I am writing a script to convert all uppercase letters in a text to lower case using regex, but excluding specific strings/characters such as "TEA", "CHI", "I", "#Begin", "#Language", "ENG", "#Participants", "#Media", "#Transcriber", "#Activities", "SBR", "#Comment" and so on.
The script I have is currently shown below. However, it does not provide the desired outputs. For instance when I input "#Activities: SBR", the output given is "#Activities#activities: sbr#activities: sbrSBR". The intended output is "#Activities": "SBR".
I am using Python 3.5.2
Can anyone help to provide some guidance? Thank you.
import os
from itertools import chain
import re
def lowercase_exclude_specific_string(line):
line = line.strip()
PATTERN = r'[^TEA|CHI|I|#Begin|#Language|ENG|#Participants|#Media|#Transcriber|#Activities|SBR|#Comment]'
filtered_line = re.sub(PATTERN, line.lower(), line)
return filtered_line
First, let's see why you're getting the wrong output.
For instance when I input "#Activities: SBR", the output given is
"#Activities#activities: sbr#activities: sbrSBR".
This is because your code
PATTERN = r'[^TEA|CHI|I|#Begin|#Language|ENG|#Participants|#Media|#Transcriber|#Activities|SBR|#Comment]'
filtered_line = re.sub(PATTERN, line.lower(), line)
is doing negated character class matching, meaning it will match all characters that are not in the list and replace them with line.lower() (which is "#activities: sbr"). You can see the matched characters in this regex demo.
The code will match ":" and " " (whitespace) and replace both with "#activities: sbr", giving you the result "#Activities#activities: sbr#activities: sbrSBR".
Now to fix that code. Unfortunately, there is no direct way to negate words in a line and apply substitution on the other words on that same line. Instead, you can split the line first into individual words, then apply re.sub on it using your PATTERN. Also, instead of a negated character class, you should use a negative lookahead:
(?!...)
Negative lookahead assertion. This is the opposite of the positive assertion; it succeeds if the contained expression doesn’t match at
the current position in the string.
Here's the code I got:
def lowercase_exclude_specific_string(line):
line = line.strip()
words = re.split("\s+", line)
result = []
for word in words:
PATTERN = r"^(?!TEA|CHI|I|#Begin|#Language|ENG|#Participants|#Media|#Transcriber|#Activities|SBR|#Comment).*$"
lword = re.sub(PATTERN, word.lower(), word)
result.append(lword)
return " ".join(result)
The re.sub will only match words not in the PATTERN, and replace it with its lowercase value. If the word is part of the excluded pattern, it will be unmatched and re.sub returns it unchanged.
Each word is then stored in a list, then joined later to form the line back.
Samples:
print(lowercase_exclude_specific_string("#Activities: SBR"))
print(lowercase_exclude_specific_string("#Activities: SOME OTHER TEXT SBR"))
print(lowercase_exclude_specific_string("Begin ABCDEF #Media #Comment XXXX"))
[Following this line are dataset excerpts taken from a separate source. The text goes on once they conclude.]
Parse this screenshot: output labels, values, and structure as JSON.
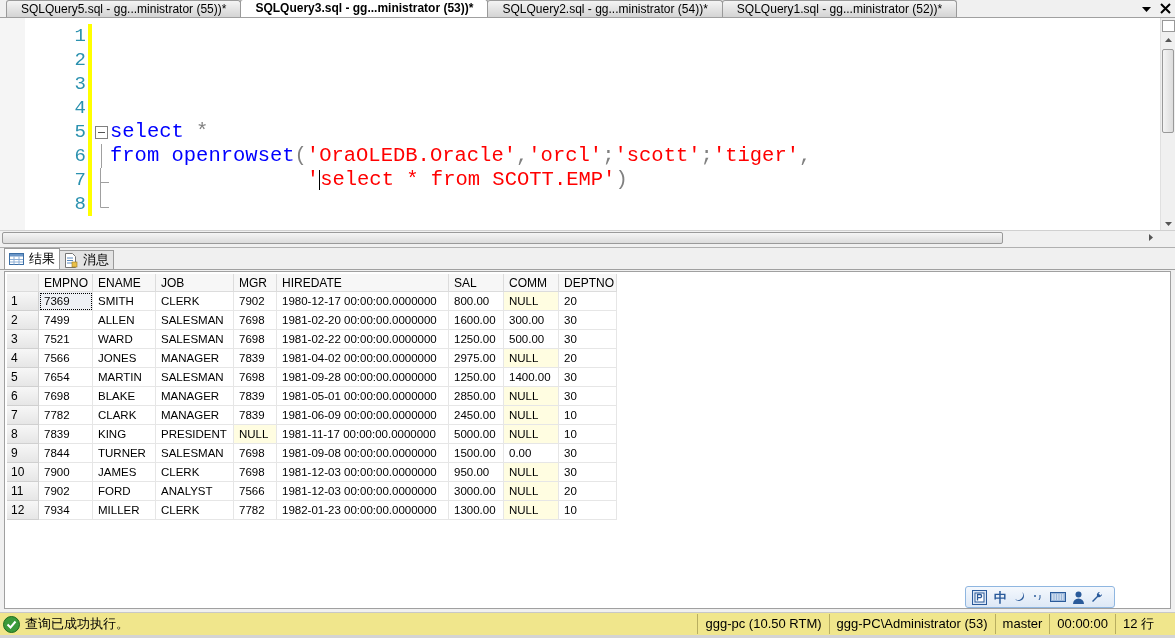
{
  "editor_tabs": [
    {
      "label": "SQLQuery5.sql - gg...ministrator (55))*",
      "selected": false
    },
    {
      "label": "SQLQuery3.sql - gg...ministrator (53))*",
      "selected": true
    },
    {
      "label": "SQLQuery2.sql - gg...ministrator (54))*",
      "selected": false
    },
    {
      "label": "SQLQuery1.sql - gg...ministrator (52))*",
      "selected": false
    }
  ],
  "code_lines": [
    {
      "number": "1"
    },
    {
      "number": "2"
    },
    {
      "number": "3"
    },
    {
      "number": "4"
    },
    {
      "number": "5",
      "kind": "fold-start",
      "tokens": [
        {
          "kind": "keyword",
          "text": "select"
        },
        {
          "kind": "operator",
          "text": "*",
          "space_before": true
        }
      ]
    },
    {
      "number": "6",
      "kind": "fold-middle",
      "tokens": [
        {
          "kind": "keyword",
          "text": "from"
        },
        {
          "kind": "keyword",
          "text": "openrowset",
          "space_before": true
        },
        {
          "kind": "operator",
          "text": "("
        },
        {
          "kind": "string",
          "text": "'OraOLEDB.Oracle'"
        },
        {
          "kind": "operator",
          "text": ","
        },
        {
          "kind": "string",
          "text": "'orcl'"
        },
        {
          "kind": "operator",
          "text": ";"
        },
        {
          "kind": "string",
          "text": "'scott'"
        },
        {
          "kind": "operator",
          "text": ";"
        },
        {
          "kind": "string",
          "text": "'tiger'"
        },
        {
          "kind": "operator",
          "text": ","
        }
      ]
    },
    {
      "number": "7",
      "kind": "fold-branch",
      "indented": true,
      "tokens": [
        {
          "kind": "string",
          "text": "'"
        },
        {
          "kind": "caret"
        },
        {
          "kind": "string",
          "text": "select * from SCOTT.EMP'"
        },
        {
          "kind": "operator",
          "text": ")"
        }
      ]
    },
    {
      "number": "8",
      "kind": "fold-end"
    }
  ],
  "result_tabs": [
    {
      "label": "结果",
      "kind": "grid",
      "selected": true
    },
    {
      "label": "消息",
      "kind": "messages",
      "selected": false
    }
  ],
  "table": {
    "columns": [
      "EMPNO",
      "ENAME",
      "JOB",
      "MGR",
      "HIREDATE",
      "SAL",
      "COMM",
      "DEPTNO"
    ],
    "rows": [
      {
        "number": "1",
        "cells": [
          {
            "text": "7369",
            "focused": true
          },
          "SMITH",
          "CLERK",
          "7902",
          "1980-12-17 00:00:00.0000000",
          "800.00",
          {
            "text": "NULL",
            "null": true
          },
          "20"
        ]
      },
      {
        "number": "2",
        "cells": [
          "7499",
          "ALLEN",
          "SALESMAN",
          "7698",
          "1981-02-20 00:00:00.0000000",
          "1600.00",
          "300.00",
          "30"
        ]
      },
      {
        "number": "3",
        "cells": [
          "7521",
          "WARD",
          "SALESMAN",
          "7698",
          "1981-02-22 00:00:00.0000000",
          "1250.00",
          "500.00",
          "30"
        ]
      },
      {
        "number": "4",
        "cells": [
          "7566",
          "JONES",
          "MANAGER",
          "7839",
          "1981-04-02 00:00:00.0000000",
          "2975.00",
          {
            "text": "NULL",
            "null": true
          },
          "20"
        ]
      },
      {
        "number": "5",
        "cells": [
          "7654",
          "MARTIN",
          "SALESMAN",
          "7698",
          "1981-09-28 00:00:00.0000000",
          "1250.00",
          "1400.00",
          "30"
        ]
      },
      {
        "number": "6",
        "cells": [
          "7698",
          "BLAKE",
          "MANAGER",
          "7839",
          "1981-05-01 00:00:00.0000000",
          "2850.00",
          {
            "text": "NULL",
            "null": true
          },
          "30"
        ]
      },
      {
        "number": "7",
        "cells": [
          "7782",
          "CLARK",
          "MANAGER",
          "7839",
          "1981-06-09 00:00:00.0000000",
          "2450.00",
          {
            "text": "NULL",
            "null": true
          },
          "10"
        ]
      },
      {
        "number": "8",
        "cells": [
          "7839",
          "KING",
          "PRESIDENT",
          {
            "text": "NULL",
            "null": true
          },
          "1981-11-17 00:00:00.0000000",
          "5000.00",
          {
            "text": "NULL",
            "null": true
          },
          "10"
        ]
      },
      {
        "number": "9",
        "cells": [
          "7844",
          "TURNER",
          "SALESMAN",
          "7698",
          "1981-09-08 00:00:00.0000000",
          "1500.00",
          "0.00",
          "30"
        ]
      },
      {
        "number": "10",
        "cells": [
          "7900",
          "JAMES",
          "CLERK",
          "7698",
          "1981-12-03 00:00:00.0000000",
          "950.00",
          {
            "text": "NULL",
            "null": true
          },
          "30"
        ]
      },
      {
        "number": "11",
        "cells": [
          "7902",
          "FORD",
          "ANALYST",
          "7566",
          "1981-12-03 00:00:00.0000000",
          "3000.00",
          {
            "text": "NULL",
            "null": true
          },
          "20"
        ]
      },
      {
        "number": "12",
        "cells": [
          "7934",
          "MILLER",
          "CLERK",
          "7782",
          "1982-01-23 00:00:00.0000000",
          "1300.00",
          {
            "text": "NULL",
            "null": true
          },
          "10"
        ]
      }
    ]
  },
  "ime_toolbar": {
    "mode": "中"
  },
  "status_bar": {
    "message": "查询已成功执行。",
    "sections": [
      "ggg-pc (10.50 RTM)",
      "ggg-PC\\Administrator (53)",
      "master",
      "00:00:00",
      "12 行"
    ]
  }
}
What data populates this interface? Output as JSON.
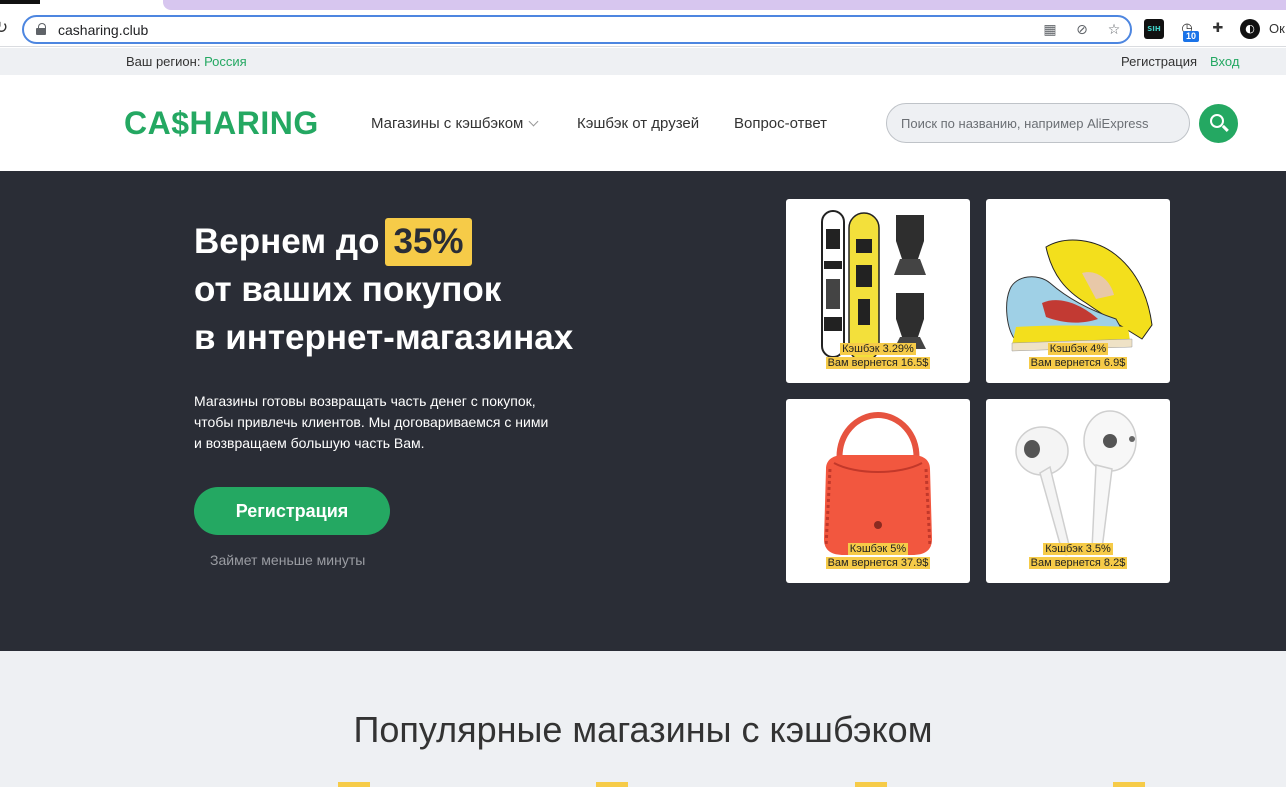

print(lowercase_exclude_specific_string("#Begin AT THE BEGINNING."))
print(lowercase_exclude_specific_string("PLACE #Begin AT THE MIDDLE."))
print(lowercase_exclude_specific_string("I HOPe thIS heLPS."))
#Activities: SBR
#Activities: some other text SBR
begin abcdef #Media #Comment xxxx
#Begin at the beginning.
place #Begin at the middle.
I hope this helps.
EDIT:
As mentioned in the comments, apparently there is a tab in between : and the next character. Since the code splits the string using \s, the tab can't be preserved, but it can be restored by replacing : with :\t in the final result.